Multiple identifiers: It is possible to perform more than one identifier match in a match expression. For instance the following two expressions are (almost) identical:

%account%-%fqdn%-%code%
%account%-%ident%.%ident%-%code%

(The difference is that the second one allows "_" in the labels.) For the purposes of the rest of this discussion, assume that the address being tested is joe-macys.com-mc2. In the case where multiple identifier matches were performed, the first optional parameter n specifies the particular match. In the case of an %fqdn% match, the second parameter to CHAR() specifies the particular label to match.

fqdn ident
CHARS() Can't be done, as in the fqdn case it returns the length of the entire FQDN ("9").
Can't be done, as in the ident case it returns the length of the second label ("3"). CHARS(2)
LABELS() Can't be done, only applies to %fqdn%.
CHAR(2,1,-) CHAR(2,1,-)

That last example is a little tricky, but it does the right thing.
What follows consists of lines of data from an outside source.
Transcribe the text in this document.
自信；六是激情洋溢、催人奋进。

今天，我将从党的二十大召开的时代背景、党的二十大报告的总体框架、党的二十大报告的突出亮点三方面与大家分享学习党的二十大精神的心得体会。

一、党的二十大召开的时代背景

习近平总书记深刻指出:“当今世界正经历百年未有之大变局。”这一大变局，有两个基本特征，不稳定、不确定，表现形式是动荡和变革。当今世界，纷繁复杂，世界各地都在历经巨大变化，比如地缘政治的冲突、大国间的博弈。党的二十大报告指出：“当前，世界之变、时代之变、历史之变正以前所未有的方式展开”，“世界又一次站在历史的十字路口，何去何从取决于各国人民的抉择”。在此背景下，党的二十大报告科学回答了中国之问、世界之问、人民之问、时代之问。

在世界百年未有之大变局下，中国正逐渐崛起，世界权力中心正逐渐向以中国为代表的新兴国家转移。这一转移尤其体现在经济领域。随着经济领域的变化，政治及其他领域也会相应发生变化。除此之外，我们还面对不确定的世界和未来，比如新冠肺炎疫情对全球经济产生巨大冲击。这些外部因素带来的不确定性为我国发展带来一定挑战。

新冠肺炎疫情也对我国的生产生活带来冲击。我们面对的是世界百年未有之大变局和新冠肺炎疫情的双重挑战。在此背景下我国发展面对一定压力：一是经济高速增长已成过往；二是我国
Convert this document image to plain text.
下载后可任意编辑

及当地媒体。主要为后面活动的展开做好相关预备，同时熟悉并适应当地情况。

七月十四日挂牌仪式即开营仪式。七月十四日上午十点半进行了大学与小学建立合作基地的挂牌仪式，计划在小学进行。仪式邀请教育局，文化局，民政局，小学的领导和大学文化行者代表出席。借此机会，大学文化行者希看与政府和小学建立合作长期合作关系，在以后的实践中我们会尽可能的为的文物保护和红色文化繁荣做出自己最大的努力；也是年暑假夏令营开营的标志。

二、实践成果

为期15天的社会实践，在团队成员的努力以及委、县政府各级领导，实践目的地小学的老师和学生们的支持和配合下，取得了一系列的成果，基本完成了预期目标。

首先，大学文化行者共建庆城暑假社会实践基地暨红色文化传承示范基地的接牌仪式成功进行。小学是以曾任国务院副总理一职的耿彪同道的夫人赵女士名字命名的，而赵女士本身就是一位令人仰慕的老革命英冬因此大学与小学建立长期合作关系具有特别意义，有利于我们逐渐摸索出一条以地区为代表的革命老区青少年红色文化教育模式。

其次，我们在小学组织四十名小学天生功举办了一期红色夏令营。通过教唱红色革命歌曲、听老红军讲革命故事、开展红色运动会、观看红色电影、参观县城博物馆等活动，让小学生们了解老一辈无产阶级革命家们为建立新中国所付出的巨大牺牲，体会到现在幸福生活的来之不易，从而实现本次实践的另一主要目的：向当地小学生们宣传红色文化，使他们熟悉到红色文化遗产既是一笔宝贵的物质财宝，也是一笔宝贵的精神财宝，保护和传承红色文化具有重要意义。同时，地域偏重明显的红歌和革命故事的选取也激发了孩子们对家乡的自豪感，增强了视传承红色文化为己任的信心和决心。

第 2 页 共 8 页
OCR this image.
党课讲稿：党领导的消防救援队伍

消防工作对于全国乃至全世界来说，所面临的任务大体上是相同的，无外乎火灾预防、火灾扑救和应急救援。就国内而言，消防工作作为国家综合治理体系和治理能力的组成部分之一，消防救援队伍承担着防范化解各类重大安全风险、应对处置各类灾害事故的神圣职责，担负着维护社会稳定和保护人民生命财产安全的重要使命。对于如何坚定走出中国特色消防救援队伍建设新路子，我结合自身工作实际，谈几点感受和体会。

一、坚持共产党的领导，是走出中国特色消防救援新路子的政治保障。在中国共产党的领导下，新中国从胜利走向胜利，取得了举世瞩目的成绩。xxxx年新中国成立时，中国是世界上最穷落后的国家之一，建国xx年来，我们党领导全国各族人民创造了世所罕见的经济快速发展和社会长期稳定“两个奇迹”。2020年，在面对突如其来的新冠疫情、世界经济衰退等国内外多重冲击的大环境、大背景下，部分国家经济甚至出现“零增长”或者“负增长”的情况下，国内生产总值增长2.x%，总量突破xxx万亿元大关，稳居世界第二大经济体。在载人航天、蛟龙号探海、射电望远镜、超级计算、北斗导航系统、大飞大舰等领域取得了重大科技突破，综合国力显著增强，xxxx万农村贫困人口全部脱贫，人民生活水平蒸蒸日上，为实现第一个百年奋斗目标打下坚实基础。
In the %fqdn% case there is only one identifier, so the first parameter isn't needed but the label needs to be specified. In the %ident% case there are two identifiers, so the first parameter is required but there aren't labels so the second parameter isn't needed.

Theoretically if you had multiple %fqdn% identifiers then you'd need all four parameters.

Some examples

An account with a checksummed identifier

Matches foo-google-g6, foo-macys-m5.

This is the most basic example. Accounts cannot contain "-".

ACCOUNT foo
MATCHES %account%-%ident%-%code%
WITH CHAR(1,-), CHARS();

Note that this is semantically identical to

ACCOUNT foo
ALIASED *
MATCHES %account%-%ident%-%code%
WITH CHAR(1,-), CHARS();

Several accounts with the same policy

Matches foo-google-g6 and baz-google-g6, delivering to local accounts foo and baz respectively.

ACCOUNT foo, bar, baz
MATCHES %account%-%ident%-%code%
WITH CHAR(1,-), CHARS();

An account with a couple of aliases and a checksummed identifier

Matches joe-google-g6 and paul-macys-m5 and delivers them to the local account foo.

ACCOUNT foo
ALIASED joe, paul
MATCHES %alias%-%ident%-%code%
WITH CHAR(1,-), CHARS();

An account with a checksummed domain name

Matches foo-google.com-gm10 and foo-register.co.uk-ro14.

ACCOUNT foo
MATCHES %account%-%fqdn%-%code%
WITH CHAR(1,1,-), CHAR(2,-1,-), CHARS();

An account with a checksummed domain name and a different calculation

Matches foo-google.com-gm6 and foo-register.co-ro8.

This does NOT match foo-register.co.uk-ro8 (too many labels, we explicitly specified two identifiers separated by one dot).

ACCOUNT foo
MATCHES %account%-%ident%.%ident%-%code%
WITH CHAR(1,1,-), CHAR(2,-1,-), CHARS(1);

An account with a year along with the account name

Matches foo-experian-19-e82 and foo-nytimes-2019-n74, although it doesn't perform much actual validation of the year.

ACCOUNT foo
MATCHES %account%-%alnum%-%number%-%code%
WITH CHAR(1,1,-), CHARS(1), CHARS(2);

This matches for example foo-experian_19-e82 (underscore instead of a dash), although it's overly clever and relies on the coincidence that there were no digits in the company names.

ACCOUNT foo
MATCHES %account%-%ident%-%code%
WITH CHAR(1,-), ALPHAS(), DIGITS();

If you truly want to validate years (treat them as an enumeration) you can declare them as aliases. Matches foo-experian-19-e8 and foo-nytimes-2019-n7.

ACCOUNT foo
ALIASED 18, 2018, 19, 2019
MATCHES %account%-%ident%-%alias%-%code%
WITH CHAR(1,-), CHARS();

Other issues

Addresses which cannot be disambiguated

We presume that we are operating in a hostile environment. While we may never generate aliases which cannot be disambiguated (we might even work to avoid it), adversaries are operating with no such constraints.

The server can reject lookups which are unambiguously not known aliases along with invalid aliases. However we presume that some combinations of match expressions and aliases in the wild will not be disambiguated and hence cannot be validated / delivered. This may or may not be due to defects in the address parsing. Experience in the field is needed to gauge actual frequecy and impact.

DEBUG ACCOUNT can be used to specify an account for local delivery of mail addressed to addresses which cannot be disambiguated.